Everyone wants to be Irish, now

It seems more likely at that time that an Irish woman, who was of lower social standing, would marry a black man than an English woman would.

I go through this periodic rushes of interest in my genealogy, stifled primarily by life getting in the way. When I was growing up, I was told I was, in addition to being black, American Indian, probably Iroquois, on both sides; having seen my maternal grandmother, it was quite evident at least in her heritage. I was Dutch on my father’s side, though it COULD have really been Pennsylvania Dutch, which was actually German.

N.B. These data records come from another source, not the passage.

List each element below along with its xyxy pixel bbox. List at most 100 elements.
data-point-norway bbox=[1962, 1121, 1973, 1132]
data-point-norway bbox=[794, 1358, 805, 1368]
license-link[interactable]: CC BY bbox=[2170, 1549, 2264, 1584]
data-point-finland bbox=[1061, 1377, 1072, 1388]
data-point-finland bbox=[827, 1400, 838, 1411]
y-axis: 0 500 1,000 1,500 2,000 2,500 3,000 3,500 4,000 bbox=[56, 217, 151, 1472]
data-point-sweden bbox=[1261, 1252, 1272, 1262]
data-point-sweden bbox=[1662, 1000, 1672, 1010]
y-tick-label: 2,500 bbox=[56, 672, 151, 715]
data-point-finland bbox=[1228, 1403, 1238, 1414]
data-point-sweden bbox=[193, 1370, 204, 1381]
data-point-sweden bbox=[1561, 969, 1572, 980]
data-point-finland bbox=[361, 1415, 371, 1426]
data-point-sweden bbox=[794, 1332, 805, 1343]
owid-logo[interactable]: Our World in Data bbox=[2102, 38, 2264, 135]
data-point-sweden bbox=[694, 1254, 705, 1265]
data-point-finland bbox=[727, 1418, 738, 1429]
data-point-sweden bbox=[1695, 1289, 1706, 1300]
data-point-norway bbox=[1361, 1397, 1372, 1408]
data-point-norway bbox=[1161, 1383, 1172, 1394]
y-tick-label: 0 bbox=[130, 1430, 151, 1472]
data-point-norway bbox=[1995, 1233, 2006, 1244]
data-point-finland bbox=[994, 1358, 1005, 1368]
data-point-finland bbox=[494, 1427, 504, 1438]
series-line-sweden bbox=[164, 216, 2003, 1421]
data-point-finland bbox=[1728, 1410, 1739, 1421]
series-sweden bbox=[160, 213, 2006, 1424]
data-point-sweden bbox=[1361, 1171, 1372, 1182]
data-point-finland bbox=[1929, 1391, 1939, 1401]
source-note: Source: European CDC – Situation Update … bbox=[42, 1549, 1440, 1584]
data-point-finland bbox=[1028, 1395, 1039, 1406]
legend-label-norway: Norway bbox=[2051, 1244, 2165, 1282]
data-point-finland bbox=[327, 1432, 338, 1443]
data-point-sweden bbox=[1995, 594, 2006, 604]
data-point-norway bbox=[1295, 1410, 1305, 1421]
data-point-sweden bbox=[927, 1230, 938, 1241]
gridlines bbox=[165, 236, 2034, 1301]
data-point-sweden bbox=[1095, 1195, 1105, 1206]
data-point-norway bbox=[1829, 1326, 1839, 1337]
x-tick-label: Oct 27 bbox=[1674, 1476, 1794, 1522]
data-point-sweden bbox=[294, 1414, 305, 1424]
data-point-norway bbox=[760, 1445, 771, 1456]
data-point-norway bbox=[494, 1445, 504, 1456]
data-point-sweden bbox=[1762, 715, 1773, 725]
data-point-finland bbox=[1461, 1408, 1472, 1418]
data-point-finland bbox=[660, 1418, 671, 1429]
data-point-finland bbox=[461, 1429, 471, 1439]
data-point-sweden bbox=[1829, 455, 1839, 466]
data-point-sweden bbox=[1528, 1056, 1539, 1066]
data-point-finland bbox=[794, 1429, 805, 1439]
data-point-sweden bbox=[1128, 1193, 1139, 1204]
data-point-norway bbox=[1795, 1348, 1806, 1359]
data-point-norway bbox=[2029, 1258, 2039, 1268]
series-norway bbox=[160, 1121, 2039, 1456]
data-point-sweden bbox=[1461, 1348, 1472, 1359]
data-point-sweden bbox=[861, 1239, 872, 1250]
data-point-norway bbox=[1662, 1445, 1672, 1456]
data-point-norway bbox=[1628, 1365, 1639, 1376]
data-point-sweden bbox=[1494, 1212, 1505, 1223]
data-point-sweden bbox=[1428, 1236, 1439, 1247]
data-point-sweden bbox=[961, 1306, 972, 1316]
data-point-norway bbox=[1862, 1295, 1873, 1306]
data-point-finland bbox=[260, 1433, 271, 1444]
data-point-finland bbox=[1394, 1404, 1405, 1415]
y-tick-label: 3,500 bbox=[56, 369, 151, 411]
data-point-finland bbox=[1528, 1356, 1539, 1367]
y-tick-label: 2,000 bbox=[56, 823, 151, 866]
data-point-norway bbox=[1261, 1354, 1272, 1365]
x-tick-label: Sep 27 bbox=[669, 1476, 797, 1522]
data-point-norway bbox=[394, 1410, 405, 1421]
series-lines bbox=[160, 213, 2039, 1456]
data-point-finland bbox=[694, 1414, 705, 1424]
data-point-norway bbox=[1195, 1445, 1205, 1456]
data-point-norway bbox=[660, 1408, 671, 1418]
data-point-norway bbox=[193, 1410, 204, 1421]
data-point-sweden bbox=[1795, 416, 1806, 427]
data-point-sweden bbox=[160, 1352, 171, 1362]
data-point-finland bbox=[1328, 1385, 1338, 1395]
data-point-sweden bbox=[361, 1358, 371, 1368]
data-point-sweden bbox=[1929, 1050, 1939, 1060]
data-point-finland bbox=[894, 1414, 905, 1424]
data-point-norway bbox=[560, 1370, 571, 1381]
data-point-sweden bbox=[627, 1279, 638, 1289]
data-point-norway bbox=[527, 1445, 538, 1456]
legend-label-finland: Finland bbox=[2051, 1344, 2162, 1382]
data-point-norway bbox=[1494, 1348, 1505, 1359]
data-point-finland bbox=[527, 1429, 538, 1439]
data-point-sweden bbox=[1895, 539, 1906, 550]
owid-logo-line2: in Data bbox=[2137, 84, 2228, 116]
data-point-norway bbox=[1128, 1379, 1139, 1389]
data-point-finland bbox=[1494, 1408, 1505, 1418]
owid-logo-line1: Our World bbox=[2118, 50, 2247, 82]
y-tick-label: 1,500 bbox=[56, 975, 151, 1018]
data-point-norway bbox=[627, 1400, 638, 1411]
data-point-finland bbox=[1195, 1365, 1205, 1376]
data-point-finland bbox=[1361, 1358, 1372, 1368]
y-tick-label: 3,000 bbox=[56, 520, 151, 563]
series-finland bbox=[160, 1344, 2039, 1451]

On my mother’s mother’s mother’s side, there is a picture – a daguerreotype, I think  – of a white woman who is an ancestor. She came from the British Isles, but was she English, or Irish? I rather fancied the latter, especially after having read the book The Sweeter The Juice, a true story about an Irish woman and a mulatto man marrying after the Civil War. The Irish had not achieved “whiteness” in the United States right away; it took a couple of generations before beginning to assimilate.

So it seems more likely at that time that an Irish woman, who was of lower social standing, would marry a black man than an English woman would. The particulars of my specific past, however, remain a familial mystery until that purported “free time” I seek allows a greater investigation into this matter.

One thing I could easily do is take one of those DNA tests that I got from Ancestry.com several weeks ago. It wouldn’t likely distinguish between German and Dutch, or English and Irish, but it would be broadly informative.

As you may recall, it was discovered that Barack Obama had Irish ancestors; lots of O’Bama jokes ensued at the time.

I’ve always been Roger O. Green, or Roger O’Green, if you will. Some day, maybe I’ll discover whether I come by my faux designation legitimately.